Triste constat d'échec pour les pères fondateurs de l'Europe et même si son nom ne fait guère l'unanimité, l'histoire reconnaîtra probablement à V. Giscard d'Estaing le mérite d'avoir été le dernier à tenter l'érection d'une Europe politique qui, depuis un certain temps, ne ressemble plus guère qu'à un puzzle de nations incapables de soumettre le moindre projet commun avec pour conséquence, que le centre du pouvoir mondial s'éloigne toujours plus vers le continent asiatique en voie de surclasser les USA qui, malgré certains discours actuels, peut encore, de par un fonctionnement à crédit sur le reste du monde, espérer maintenir sa suprématie. Pour combien de temps encore?.

La constante dans le décrochage entre les politiques et les citoyens, c'est que pour la majorité d'entre ces derniers, leur intérêt pour la chose publique est faible voire inexistant et qu'en conséquence, le personnel politique dont les mandats dits provisoires sont pourtant confiés par la population et normalement destinés au service de celle-ci se mue progressivement pour beaucoup d'entre eux en plans de carrière avec connexions amicales et familiales tant et si bien que, in fine, c'est la population qui assure le service!.

Marchés  A L'OMBRE...

L'occasion était sans doute trop belle pour les pouvoirs politiques qui, en période récente mais résolument passée, ont refusé essentiellement par souci électoraliste de procéder aux indispensables réajustements budgétaires affaiblissant d'autant la croissance et d'à présent tenter de "profiter" de la crise actuelle pour occulter leurs propres responsabilités et d'ainsi stigmatiser la cupidité supposée des financiers dont les activités sur les marchés ne reflètent en réalité que l'enlisement dans une récession sensible des économies occidentales pour l'essentiel même si la mondialisation percolera au sein des différents continents.
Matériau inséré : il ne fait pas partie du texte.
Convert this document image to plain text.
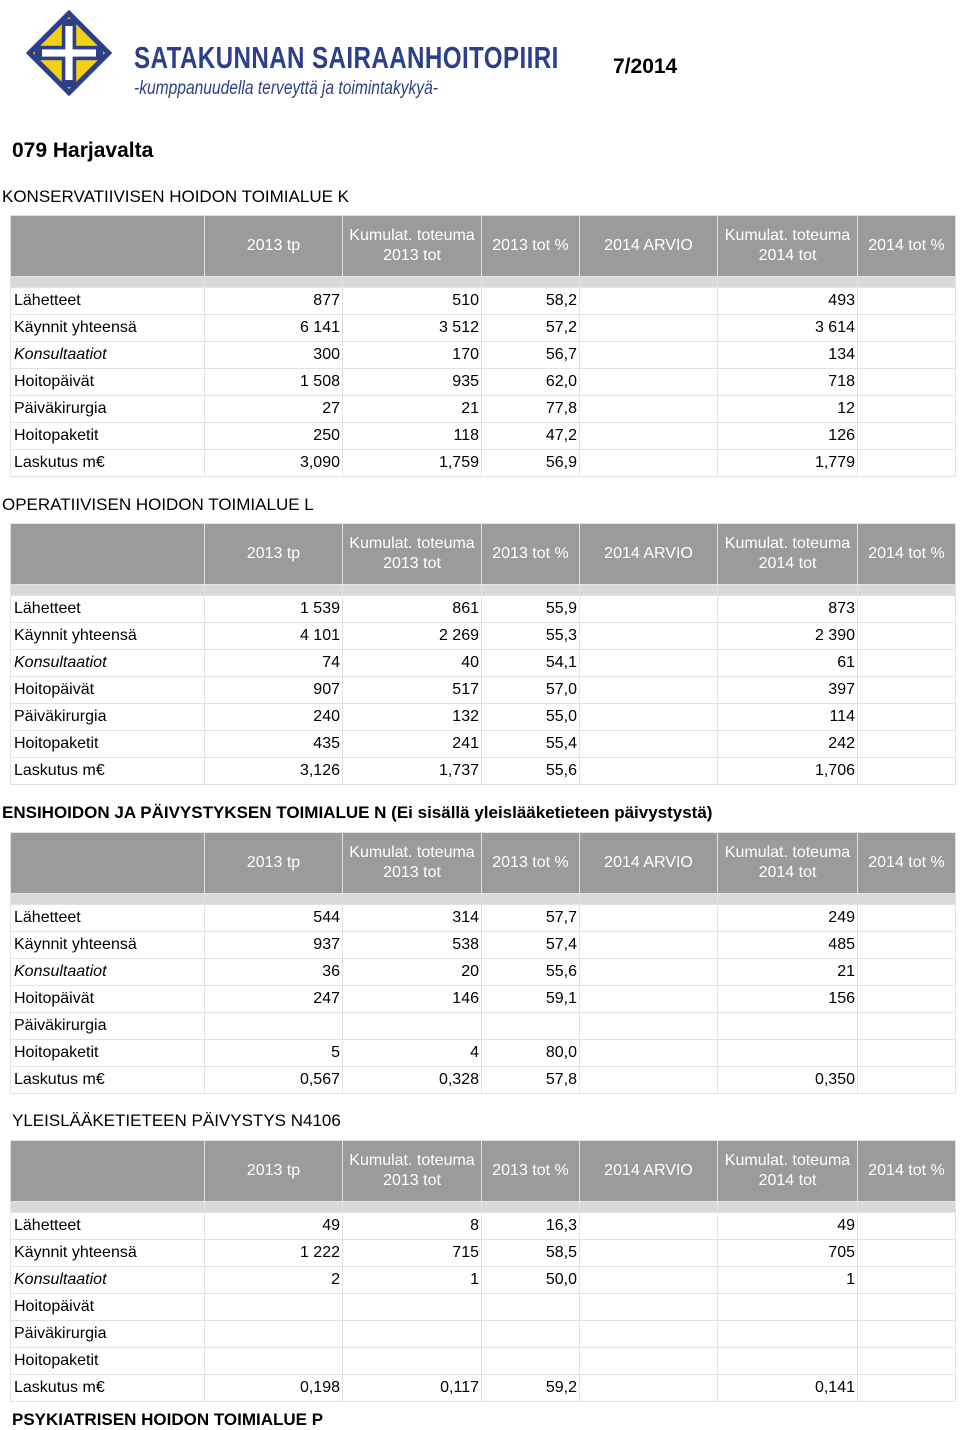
SATAKUNNAN SAIRAANHOITOPIIRI
-kumppanuudella terveyttä ja toimintakykyä-
7/2014
079 Harjavalta
KONSERVATIIVISEN HOIDON TOIMIALUE K
	2013 tp	Kumulat. toteuma 2013 tot	2013 tot %	2014 ARVIO	Kumulat. toteuma 2014 tot	2014 tot %

Lähetteet	877	510	58,2		493	
Käynnit yhteensä	6 141	3 512	57,2		3 614	
Konsultaatiot	300	170	56,7		134	
Hoitopäivät	1 508	935	62,0		718	
Päiväkirurgia	27	21	77,8		12	
Hoitopaketit	250	118	47,2		126	
Laskutus m€	3,090	1,759	56,9		1,779	
OPERATIIVISEN HOIDON TOIMIALUE L
	2013 tp	Kumulat. toteuma 2013 tot	2013 tot %	2014 ARVIO	Kumulat. toteuma 2014 tot	2014 tot %

Lähetteet	1 539	861	55,9		873	
Käynnit yhteensä	4 101	2 269	55,3		2 390	
Konsultaatiot	74	40	54,1		61	
Hoitopäivät	907	517	57,0		397	
Päiväkirurgia	240	132	55,0		114	
Hoitopaketit	435	241	55,4		242	
Laskutus m€	3,126	1,737	55,6		1,706	
ENSIHOIDON JA PÄIVYSTYKSEN TOIMIALUE N (Ei sisällä yleislääketieteen päivystystä)
	2013 tp	Kumulat. toteuma 2013 tot	2013 tot %	2014 ARVIO	Kumulat. toteuma 2014 tot	2014 tot %

Lähetteet	544	314	57,7		249	
Käynnit yhteensä	937	538	57,4		485	
Konsultaatiot	36	20	55,6		21	
Hoitopäivät	247	146	59,1		156	
Päiväkirurgia						
Hoitopaketit	5	4	80,0			
Laskutus m€	0,567	0,328	57,8		0,350	
YLEISLÄÄKETIETEEN PÄIVYSTYS N4106
	2013 tp	Kumulat. toteuma 2013 tot	2013 tot %	2014 ARVIO	Kumulat. toteuma 2014 tot	2014 tot %

Lähetteet	49	8	16,3		49	
Käynnit yhteensä	1 222	715	58,5		705	
Konsultaatiot	2	1	50,0		1	
Hoitopäivät						
Päiväkirurgia						
Hoitopaketit						
Laskutus m€	0,198	0,117	59,2		0,141	
PSYKIATRISEN HOIDON TOIMIALUE P
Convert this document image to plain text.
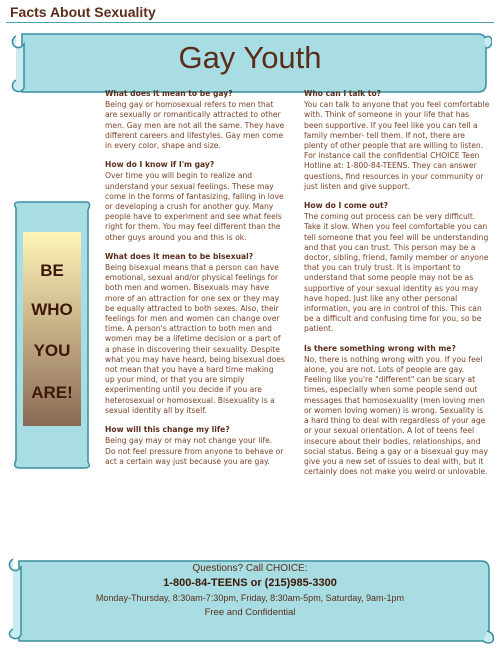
Facts About Sexuality
Gay Youth
BE
WHO
YOU
ARE!
What does it mean to be gay?
Being gay or homosexual refers to men that are sexually or romantically attracted to other men. Gay men are not all the same. They have different careers and lifestyles. Gay men come in every color, shape and size.
How do I know if I'm gay?
Over time you will begin to realize and understand your sexual feelings. These may come in the forms of fantasizing, falling in love or developing a crush for another guy. Many people have to experiment and see what feels right for them. You may feel different than the other guys around you and this is ok.
What does it mean to be bisexual?
Being bisexual means that a person can have emotional, sexual and/or physical feelings for both men and women. Bisexuals may have more of an attraction for one sex or they may be equally attracted to both sexes. Also, their feelings for men and women can change over time. A person's attraction to both men and women may be a lifetime decision or a part of a phase in discovering their sexuality. Despite what you may have heard, being bisexual does not mean that you have a hard time making up your mind, or that you are simply experimenting until you decide if you are heterosexual or homosexual. Bisexuality is a sexual identity all by itself.
How will this change my life?
Being gay may or may not change your life. Do not feel pressure from anyone to behave or act a certain way just because you are gay.
Who can I talk to?
You can talk to anyone that you feel comfortable with. Think of someone in your life that has been supportive. If you feel like you can tell a family member- tell them. If not, there are plenty of other people that are willing to listen. For instance call the confidential CHOICE Teen Hotline at: 1-800-84-TEENS. They can answer questions, find resources in your community or just listen and give support.
How do I come out?
The coming out process can be very difficult. Take it slow. When you feel comfortable you can tell someone that you feel will be understanding and that you can trust. This person may be a doctor, sibling, friend, family member or anyone that you can truly trust. It is important to understand that some people may not be as supportive of your sexual identity as you may have hoped. Just like any other personal information, you are in control of this. This can be a difficult and confusing time for you, so be patient.
Is there something wrong with me?
No, there is nothing wrong with you. If you feel alone, you are not. Lots of people are gay. Feeling like you're "different" can be scary at times, especially when some people send out messages that homosexuality (men loving men or women loving women) is wrong. Sexuality is a hard thing to deal with regardless of your age or your sexual orientation. A lot of teens feel insecure about their bodies, relationships, and social status. Being a gay or a bisexual guy may give you a new set of issues to deal with, but it certainly does not make you weird or unlovable.
Questions? Call CHOICE:
1-800-84-TEENS or (215)985-3300
Monday-Thursday, 8:30am-7:30pm, Friday, 8:30am-5pm, Saturday, 9am-1pm
Free and Confidential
Signalons au passage que le "sauvetage" des banques par nationalisation partielle et/ou totale est et sera, au vu des cours de bourse actuels, un excellent investissement à moyen terme pour des budgets nationaux lourdement déficitaires.

Affirmer comme on l'entend trop souvent que l'économie "virtuelle" (les marchés financiers) a tué l'économie réelle est faire preuve d'une malhonnêteté intellectuelle flagrante lorsque l'on sait que l'économie réelle soutient une activité boursière qui n'en est que le miroir grossissant.

Tout au plus peut-on déplorer que des indemnités de départ (golden parachutes) soient octroyés à des gestionnaires dont les résultats ne sont pas à la hauteur de leurs prétentions ni des attentes légitimes placées en leur capacité affichée à conduire des projets d'entreprise.

Les mandataires politiques qui, les premiers, ont souligné ce paradoxe ne seront certainement pas les derniers à appliquer à eux-mêmes ces louables et vertueux principes d'équité et de probité!.

 

Avec le monde en crise et au vu des politiciens irresponsables du passé, présent et avenir qui continuent à gouverner sans véritable vision à long terme et pour qui les fautes sont toujours imputables aux "autres", on peut, sans risque de se tromper, envisager des lendemains qui déchantent encore pour longtemps...du moins pour la population!.